As I’d predicted, if only to myself, many of the calls I receive these days are from folks in their 40’s and 50’s, some older, for whom the retirement income bell has been loudly tolling. Yet the road is now not nearly as straight or smooth due to the likelihood of very little appreciation, short to mid term. As I’ve discussed in previous posts, a change must be made in the real estate investor’s strategy if they wish to get to their Point B before it’s too late.
The following is true, and ongoing, though I’ve changed a few facts to maintain the couple’s anonymity — all with their permission.
Most recently, the Hamden’s contacted me, wondering if I could construct a Purposeful Plan for their retirement. They wanted to pull the trigger in less than 10 years, preferably sooner, if possible. They’re turning 50 later this year — at least he is. 🙂
Their income is around $110,000 a year. They have no debt other than their home which sports a loan roughly 50% of current value. They live a relatively frugal lifestyle on the west coast, which includes a couple children. They have roughly $700,000, a tad more if required, to get them to their Point B. They save four figures monthly, and that’s after contributing to job plans.
Their Primary Goal: Retire in less than 10 years with as close to $100,000 a year in income as possible — a significant portion of which will be tax sheltered. They’d also like to have a non-real estate basket of income that can, at their option, kick in a few years after they pull the trigger.
As most solid Plans, this one is as simple as can be — no false complexity. They will acquire five properties, two of which will be debt free. Here’s how it will work.
Note: It’s important to realize that none of the results rely on any increase in either income or appreciation in property value. This is, as I’ve written before, ‘The Old Normal’.
Total cash outlay: $718,000 +/-
1. The after tax cash flow from the free ‘n clear props will generate approximately $30,000 a year after tax.
2. The three leveraged properties will generate an annual after tax cash flow of roughly $17,500 +/-.
3. The after tax cash flows will be combined to make monthly principal reductions on the three leveraged props.
4. This will result in the elimination of the three loans in roughly 7.75 years — 93 months. This easily beats the 10 year deadline. If they choose to retire sooner, say, in seven years, a one time payment of about $54,000 will do the trick. That will be easy for them.
5. This results in an income of around $87,000-100,000 a year, close to half of which (40-45%) will be tax sheltered for another 20 years or so.
Along with the wife’s approximate $20-25,000 pension, they’ll be sitting in the position for which they planned. Then there’s the hope for Social Security, which because they’re thinkin’ type folks, have assumed won’t be there when they’re 67.

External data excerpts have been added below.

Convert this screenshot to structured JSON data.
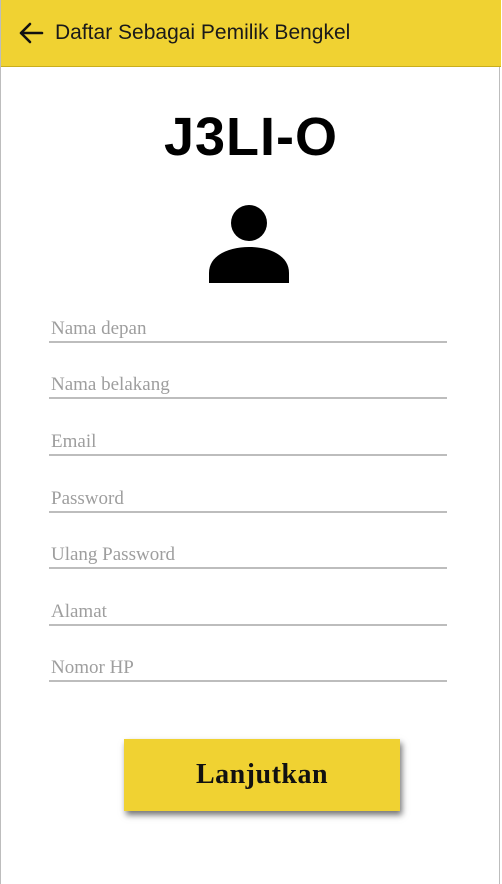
{
  "appbar": {
    "title": "Daftar Sebagai Pemilik Bengkel",
    "back_icon": "arrow-left-icon",
    "color": "#f0d232"
  },
  "logo": {
    "title": "J3LI-O",
    "avatar_icon": "person-icon"
  },
  "form": {
    "fields": [
      {
        "placeholder": "Nama depan",
        "value": ""
      },
      {
        "placeholder": "Nama belakang",
        "value": ""
      },
      {
        "placeholder": "Email",
        "value": ""
      },
      {
        "placeholder": "Password",
        "value": ""
      },
      {
        "placeholder": "Ulang Password",
        "value": ""
      },
      {
        "placeholder": "Alamat",
        "value": ""
      },
      {
        "placeholder": "Nomor HP",
        "value": ""
      }
    ],
    "submit_label": "Lanjutkan"
  }
}
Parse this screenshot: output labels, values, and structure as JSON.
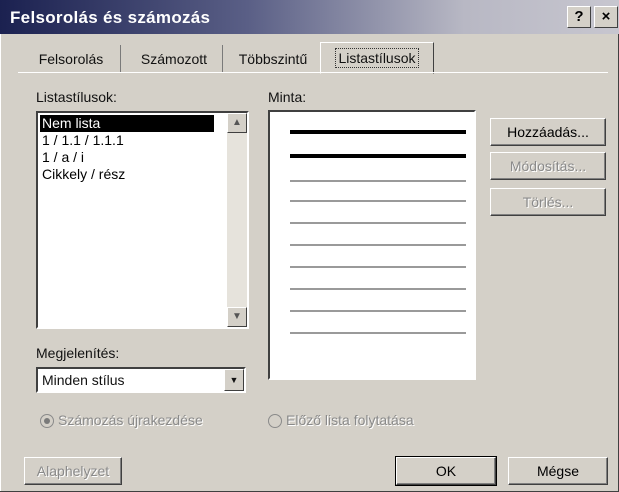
{
  "window": {
    "title": "Felsorolás és számozás",
    "help_label": "?",
    "close_label": "×"
  },
  "tabs": [
    {
      "label": "Felsorolás",
      "active": false
    },
    {
      "label": "Számozott",
      "active": false
    },
    {
      "label": "Többszintű",
      "active": false
    },
    {
      "label": "Listastílusok",
      "active": true
    }
  ],
  "styles_list": {
    "label": "Listastílusok:",
    "items": [
      "Nem lista",
      "1 / 1.1 / 1.1.1",
      "1 / a / i",
      "Cikkely / rész"
    ],
    "selected": "Nem lista"
  },
  "preview": {
    "label": "Minta:"
  },
  "side_buttons": {
    "add": "Hozzáadás...",
    "modify": "Módosítás...",
    "delete": "Törlés..."
  },
  "display": {
    "label": "Megjelenítés:",
    "value": "Minden stílus"
  },
  "numbering": {
    "restart": "Számozás újrakezdése",
    "continue": "Előző lista folytatása"
  },
  "footer": {
    "reset": "Alaphelyzet",
    "ok": "OK",
    "cancel": "Mégse"
  }
}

Furthermore, by taking an additional $100,000 to acquire an EIUL, beginning at around 60 years old they’ll have the option of adding tax free income to the mix — not tax sheltered — tax free. And the longer they delay taking that income, the larger that income will be.
10 years ago this plan would’ve almost been silly, considering the appreciation that was available short-mid term. I would’ve opted instead for the purchase of far more property, with probably only one free ‘n clear purchase — if that. The capital growth rate would’ve been such that a trade from capital growth type props to those more suited to cash flow would’ve made more sense — and more likely than not, generated more income.
Also, their unused depreciation, which would’ve been fairly impressive using that strategy, could then be used to enhance future annual depreciation, providing a larger long term umbrella for the newly acquired retirement income.
But those days, for the most part, have been relegated to fond memories. We’re back to the Old Normal now. Some would say we’re back to the Old Math. 🙂
From where I stand, it really means we’ve been forced back to relying upon the fundamentals that were always in place — and, to too many investors’ regret, still working.